Toni Morrison, the first African-American woman to win a Nobel Prize — she won, of course, for Literature — died on Aug. 5, 2019  in New York City. She was 88.

Morrison  — born Chloe Anthony Wofford, in 1931 in Ohio — was almost 40, a single mother and working as a book editor, when she published her first novel The Bluest Eye in 1970. She went on to gain “the attention of both critics and a wider audience for her epic power, unerring ear for dialogue, and her poetically-charged and richly-expressive depictions of Black America.”

Throughout her life, Morrison was honoured with virtually every literary award imaginable, including the Nobel Prize, the Pulitzer Prize and the American Book Award.

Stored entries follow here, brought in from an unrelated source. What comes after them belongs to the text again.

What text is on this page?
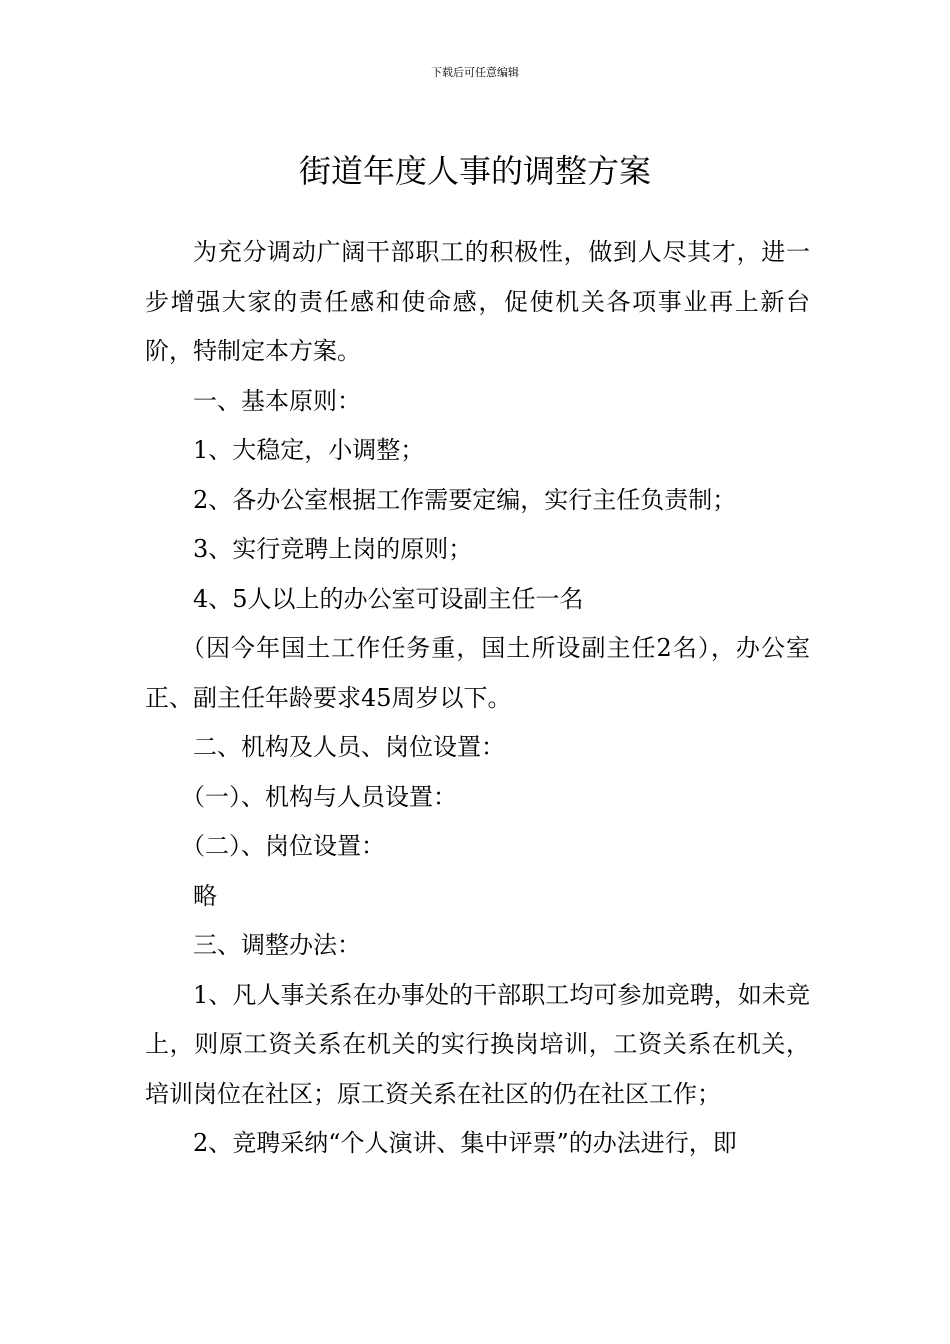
下载后可任意编辑
街道年度人事的调整方案

为充分调动广阔干部职工的积极性，做到人尽其才，进一步增强大家的责任感和使命感，促使机关各项事业再上新台阶，特制定本方案。

一、基本原则：

1、大稳定，小调整；

2、各办公室根据工作需要定编，实行主任负责制；

3、实行竞聘上岗的原则；

4、5人以上的办公室可设副主任一名

（因今年国土工作任务重，国土所设副主任2名），办公室正、副主任年龄要求45周岁以下。

二、机构及人员、岗位设置：

（一）、机构与人员设置：

（二）、岗位设置：

略

三、调整办法：

1、凡人事关系在办事处的干部职工均可参加竞聘，如未竞上，则原工资关系在机关的实行换岗培训，工资关系在机关，培训岗位在社区；原工资关系在社区的仍在社区工作；

2、竞聘采纳“个人演讲、集中评票”的办法进行，即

Her ability to marry the stark realities of black life in America with touches of magical realism through her lyrical writing won her many notable fans, including President Barack Obama, who presented her with the Presidential Medal of Honour in 2012.

“Toni Morrison’s prose brings us that kind of moral and emotional intensity that few writers ever attempt,” Obama said during his remarks at the medal ceremony. “From Song of Solomon to Beloved, Toni reaches us deeply using a tone that is lyrical, precise, distinct and inclusive. She believes that language arcs toward the place where meaning might lie. The rest of us are happy to be following along for the ride.”

In addition to her writing and her work as an editor, Morrison was also a teacher, whose lessons both inside the classroom and in the world are fundamental not only to our understanding of ourselves, but to our understanding of the future. She once famously said, “If there’s a book that you want to read, but it hasn’t been written yet, then you must write it.”